Members of the commission who supported Greenham’s hiring said the need for immediate and experienced leadership at the agency outweighed the necessity of a job search. Commission member Chris Newell, executive director at the Abbe Museum and senior partner to Wabanaki Nations, said “a time-consuming search” for a new director would have been detrimental to the commission’s work at a time when it’s needed most. Newell, who joined the commission late last year, supported the hiring. “While I cannot report to you things that were said in executive session, I can say there was a recognition from all parties, including the staff, that this process was far from perfect,” he wrote in an email. “As a new board member I can definitely agree with that. It’s an issue that I and others plan to address going forward so we do not find ourselves in this position again in the future. However, in defense of the decision, when it came down to it, David was truly a great fit for the position.”

Commission member, photographer and gallerist Peter Ralston called the hiring “odd but not unheard of,” and said Greenham’s request for a two-year appointment was fair “since he was willing to walk away from a perfectly good job to do this on an interim basis. If anything, that takes guts,” Ralston said. “This is an interim position. This does not mean he will be executive director forever. It’s a two-year appointment; I don’t think it is at all inappropriate.”

Greenham becomes director of the Maine Arts Commission at the same time that U.S. Rep. Chellie Pingree of Maine, D-1st District, becomes the new chair of a powerful House appropriations subcommittee that oversees funding for the National Endowment for the Arts and other cultural agencies. Greenham’s best chance to increase funding and improve efficiency starts in Washington, where Pingree will have more control over purse strings. As the chair of the Appropriations Subcommittee for Interior, Environment and Related Agencies, Pingree has substantial power and influence, with Democrats in control of the House, Senate and White House.

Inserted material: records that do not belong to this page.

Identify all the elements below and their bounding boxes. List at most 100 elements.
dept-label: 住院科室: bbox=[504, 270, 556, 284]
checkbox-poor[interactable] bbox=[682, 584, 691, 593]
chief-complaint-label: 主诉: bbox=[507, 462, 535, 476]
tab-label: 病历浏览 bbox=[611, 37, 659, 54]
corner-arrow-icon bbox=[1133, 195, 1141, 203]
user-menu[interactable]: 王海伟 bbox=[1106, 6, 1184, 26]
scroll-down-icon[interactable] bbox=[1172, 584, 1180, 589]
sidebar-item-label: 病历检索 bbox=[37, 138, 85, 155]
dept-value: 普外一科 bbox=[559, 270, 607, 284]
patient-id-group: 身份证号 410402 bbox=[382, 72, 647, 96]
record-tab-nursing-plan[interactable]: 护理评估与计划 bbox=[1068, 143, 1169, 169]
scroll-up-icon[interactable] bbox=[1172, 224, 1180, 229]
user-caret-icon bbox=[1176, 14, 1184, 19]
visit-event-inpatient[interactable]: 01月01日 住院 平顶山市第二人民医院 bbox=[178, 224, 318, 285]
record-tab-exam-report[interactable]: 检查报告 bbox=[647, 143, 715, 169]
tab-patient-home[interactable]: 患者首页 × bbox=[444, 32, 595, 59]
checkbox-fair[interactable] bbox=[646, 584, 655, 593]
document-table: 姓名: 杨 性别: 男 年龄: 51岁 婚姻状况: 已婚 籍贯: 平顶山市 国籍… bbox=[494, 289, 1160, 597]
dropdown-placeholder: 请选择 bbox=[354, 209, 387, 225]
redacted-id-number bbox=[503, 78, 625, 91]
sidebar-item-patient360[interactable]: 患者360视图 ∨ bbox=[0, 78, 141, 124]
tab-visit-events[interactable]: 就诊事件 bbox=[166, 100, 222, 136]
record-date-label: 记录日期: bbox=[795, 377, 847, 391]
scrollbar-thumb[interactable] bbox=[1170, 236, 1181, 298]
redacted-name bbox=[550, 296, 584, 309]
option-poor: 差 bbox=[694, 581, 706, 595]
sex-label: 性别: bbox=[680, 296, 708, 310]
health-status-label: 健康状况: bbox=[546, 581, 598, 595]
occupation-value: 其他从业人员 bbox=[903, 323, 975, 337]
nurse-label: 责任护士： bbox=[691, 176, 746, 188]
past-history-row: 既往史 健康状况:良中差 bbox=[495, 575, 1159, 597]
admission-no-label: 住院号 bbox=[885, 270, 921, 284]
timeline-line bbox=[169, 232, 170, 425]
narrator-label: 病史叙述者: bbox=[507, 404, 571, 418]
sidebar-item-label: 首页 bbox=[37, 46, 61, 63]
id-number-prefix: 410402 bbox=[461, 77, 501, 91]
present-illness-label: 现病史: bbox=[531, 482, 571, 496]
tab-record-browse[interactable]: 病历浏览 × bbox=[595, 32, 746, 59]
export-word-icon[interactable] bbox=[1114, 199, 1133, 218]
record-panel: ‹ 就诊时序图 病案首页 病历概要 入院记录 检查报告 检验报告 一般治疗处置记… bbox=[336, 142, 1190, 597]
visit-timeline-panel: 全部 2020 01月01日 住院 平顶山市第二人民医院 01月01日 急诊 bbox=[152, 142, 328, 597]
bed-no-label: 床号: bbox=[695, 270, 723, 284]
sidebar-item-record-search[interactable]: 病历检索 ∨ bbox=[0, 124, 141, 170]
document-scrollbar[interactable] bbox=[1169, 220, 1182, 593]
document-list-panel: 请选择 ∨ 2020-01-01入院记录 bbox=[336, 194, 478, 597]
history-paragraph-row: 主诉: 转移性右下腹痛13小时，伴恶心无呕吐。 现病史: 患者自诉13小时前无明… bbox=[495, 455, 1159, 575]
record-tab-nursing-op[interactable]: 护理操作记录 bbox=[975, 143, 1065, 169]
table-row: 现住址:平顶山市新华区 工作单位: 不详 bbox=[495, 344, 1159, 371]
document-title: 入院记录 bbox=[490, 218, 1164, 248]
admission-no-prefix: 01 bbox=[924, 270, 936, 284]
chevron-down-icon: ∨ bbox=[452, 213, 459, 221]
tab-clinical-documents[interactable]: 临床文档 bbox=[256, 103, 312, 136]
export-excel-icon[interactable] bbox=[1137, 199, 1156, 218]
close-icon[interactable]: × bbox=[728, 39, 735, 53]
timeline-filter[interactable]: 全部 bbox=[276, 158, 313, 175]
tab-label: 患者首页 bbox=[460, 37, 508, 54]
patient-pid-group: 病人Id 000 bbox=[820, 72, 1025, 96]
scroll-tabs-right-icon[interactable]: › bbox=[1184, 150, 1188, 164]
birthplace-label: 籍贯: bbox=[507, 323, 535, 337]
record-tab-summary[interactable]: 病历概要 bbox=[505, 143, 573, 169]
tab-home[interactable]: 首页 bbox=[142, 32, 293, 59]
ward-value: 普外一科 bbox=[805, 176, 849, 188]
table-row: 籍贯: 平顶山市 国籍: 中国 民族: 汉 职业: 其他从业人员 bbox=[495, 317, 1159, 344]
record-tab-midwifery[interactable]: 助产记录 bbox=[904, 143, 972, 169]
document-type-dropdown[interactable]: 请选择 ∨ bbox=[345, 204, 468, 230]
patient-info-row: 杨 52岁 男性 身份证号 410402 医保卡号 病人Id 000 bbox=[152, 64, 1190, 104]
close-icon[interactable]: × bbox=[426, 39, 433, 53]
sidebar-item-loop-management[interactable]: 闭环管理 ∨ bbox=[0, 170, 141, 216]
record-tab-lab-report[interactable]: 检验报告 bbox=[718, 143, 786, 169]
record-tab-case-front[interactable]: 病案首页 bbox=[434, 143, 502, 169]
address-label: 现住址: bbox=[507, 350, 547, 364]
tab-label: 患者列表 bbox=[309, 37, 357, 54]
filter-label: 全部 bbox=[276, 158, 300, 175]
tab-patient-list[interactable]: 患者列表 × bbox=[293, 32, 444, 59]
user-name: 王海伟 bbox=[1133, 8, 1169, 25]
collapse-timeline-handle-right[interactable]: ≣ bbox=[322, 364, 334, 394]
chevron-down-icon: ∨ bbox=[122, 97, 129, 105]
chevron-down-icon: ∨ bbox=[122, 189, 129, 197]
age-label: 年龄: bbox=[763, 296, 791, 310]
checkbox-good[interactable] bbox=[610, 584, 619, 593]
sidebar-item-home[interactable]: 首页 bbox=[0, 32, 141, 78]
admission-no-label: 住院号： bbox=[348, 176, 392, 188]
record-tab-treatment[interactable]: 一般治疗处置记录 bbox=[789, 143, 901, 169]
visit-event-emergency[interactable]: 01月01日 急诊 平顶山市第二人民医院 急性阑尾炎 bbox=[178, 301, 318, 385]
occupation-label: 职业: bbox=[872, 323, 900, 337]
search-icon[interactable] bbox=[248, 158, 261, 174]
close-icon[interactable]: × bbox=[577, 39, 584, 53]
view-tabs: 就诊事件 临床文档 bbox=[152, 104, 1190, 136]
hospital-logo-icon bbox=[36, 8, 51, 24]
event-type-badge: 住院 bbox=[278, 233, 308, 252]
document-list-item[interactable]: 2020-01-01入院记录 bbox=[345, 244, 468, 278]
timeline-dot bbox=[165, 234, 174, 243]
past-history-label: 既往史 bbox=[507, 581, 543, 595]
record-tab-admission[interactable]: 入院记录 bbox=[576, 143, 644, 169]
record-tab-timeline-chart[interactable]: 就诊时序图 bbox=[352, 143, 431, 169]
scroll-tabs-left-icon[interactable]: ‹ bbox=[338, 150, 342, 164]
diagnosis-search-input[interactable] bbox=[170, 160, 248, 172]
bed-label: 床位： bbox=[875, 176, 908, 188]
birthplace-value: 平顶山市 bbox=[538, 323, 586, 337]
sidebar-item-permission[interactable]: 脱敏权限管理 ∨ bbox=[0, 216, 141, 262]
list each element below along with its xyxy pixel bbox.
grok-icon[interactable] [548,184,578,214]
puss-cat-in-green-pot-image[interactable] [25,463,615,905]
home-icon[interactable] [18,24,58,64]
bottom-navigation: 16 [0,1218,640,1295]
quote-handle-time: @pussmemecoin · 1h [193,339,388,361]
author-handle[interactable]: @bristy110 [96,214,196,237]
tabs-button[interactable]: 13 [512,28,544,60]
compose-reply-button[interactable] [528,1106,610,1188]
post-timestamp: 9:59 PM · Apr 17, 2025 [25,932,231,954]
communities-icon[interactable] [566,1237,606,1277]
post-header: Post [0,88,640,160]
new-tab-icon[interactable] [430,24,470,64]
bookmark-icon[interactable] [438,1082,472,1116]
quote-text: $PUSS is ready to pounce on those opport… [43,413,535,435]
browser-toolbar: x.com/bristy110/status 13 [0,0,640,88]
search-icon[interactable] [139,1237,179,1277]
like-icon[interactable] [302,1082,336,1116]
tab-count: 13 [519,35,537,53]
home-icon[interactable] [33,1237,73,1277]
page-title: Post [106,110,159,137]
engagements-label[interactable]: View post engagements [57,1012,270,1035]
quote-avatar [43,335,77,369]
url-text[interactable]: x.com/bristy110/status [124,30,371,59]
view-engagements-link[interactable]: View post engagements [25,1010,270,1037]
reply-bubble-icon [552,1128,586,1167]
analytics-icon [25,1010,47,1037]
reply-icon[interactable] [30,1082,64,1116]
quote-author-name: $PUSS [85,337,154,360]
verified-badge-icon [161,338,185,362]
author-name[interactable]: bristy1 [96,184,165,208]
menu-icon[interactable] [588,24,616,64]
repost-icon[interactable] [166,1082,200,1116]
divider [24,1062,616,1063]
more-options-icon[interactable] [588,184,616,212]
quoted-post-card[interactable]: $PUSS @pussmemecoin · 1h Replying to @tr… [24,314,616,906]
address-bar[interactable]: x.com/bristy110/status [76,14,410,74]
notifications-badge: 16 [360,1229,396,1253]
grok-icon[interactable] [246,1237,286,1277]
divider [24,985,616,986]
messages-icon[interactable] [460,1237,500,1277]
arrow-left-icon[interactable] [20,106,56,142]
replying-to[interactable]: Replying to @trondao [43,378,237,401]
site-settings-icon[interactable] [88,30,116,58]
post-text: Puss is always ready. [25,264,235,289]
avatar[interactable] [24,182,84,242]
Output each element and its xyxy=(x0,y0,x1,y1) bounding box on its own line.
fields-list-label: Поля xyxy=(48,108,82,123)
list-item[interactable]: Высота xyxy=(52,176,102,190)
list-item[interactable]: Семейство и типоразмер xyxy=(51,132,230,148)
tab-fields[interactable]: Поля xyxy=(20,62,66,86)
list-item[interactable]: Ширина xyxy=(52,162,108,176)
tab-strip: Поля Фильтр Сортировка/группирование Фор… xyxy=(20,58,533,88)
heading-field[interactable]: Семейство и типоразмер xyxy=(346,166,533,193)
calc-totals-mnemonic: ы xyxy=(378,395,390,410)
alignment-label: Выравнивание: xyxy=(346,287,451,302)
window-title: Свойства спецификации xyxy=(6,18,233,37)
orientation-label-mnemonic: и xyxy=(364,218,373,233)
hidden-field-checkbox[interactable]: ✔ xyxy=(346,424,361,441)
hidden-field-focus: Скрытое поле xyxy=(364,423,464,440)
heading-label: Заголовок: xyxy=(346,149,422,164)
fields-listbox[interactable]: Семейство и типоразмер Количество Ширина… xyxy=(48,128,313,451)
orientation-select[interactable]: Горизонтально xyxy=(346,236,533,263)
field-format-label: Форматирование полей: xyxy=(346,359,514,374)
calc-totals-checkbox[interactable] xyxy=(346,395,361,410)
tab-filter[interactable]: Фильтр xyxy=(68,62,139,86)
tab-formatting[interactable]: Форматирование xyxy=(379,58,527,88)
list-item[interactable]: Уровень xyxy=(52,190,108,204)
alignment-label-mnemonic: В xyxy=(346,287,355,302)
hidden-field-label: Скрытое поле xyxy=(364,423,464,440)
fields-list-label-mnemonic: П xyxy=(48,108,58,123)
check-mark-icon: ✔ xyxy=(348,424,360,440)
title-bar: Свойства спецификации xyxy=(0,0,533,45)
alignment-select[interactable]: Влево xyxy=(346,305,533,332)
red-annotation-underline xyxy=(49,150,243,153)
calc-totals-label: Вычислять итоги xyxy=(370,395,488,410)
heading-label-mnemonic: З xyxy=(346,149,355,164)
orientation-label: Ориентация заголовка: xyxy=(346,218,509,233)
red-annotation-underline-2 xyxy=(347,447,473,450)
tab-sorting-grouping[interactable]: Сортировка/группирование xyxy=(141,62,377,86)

Pingree has positioned herself as an arts advocate and worked with Republicans in rural states to build bipartisan support for arts funding and blunt efforts by the Trump administration to defund the arts. Last week, she touted support for a COVID-19 package that included $135 million each for the NEA and the National Endowment for the Humanities, along with $200 million for the Institute of Museum and Library Services to support heavily impacted organizations. Eventually, some of that will trickle down to Maine and be distributed, in small amounts, to artists and arts groups across the state by the Maine Arts Commission.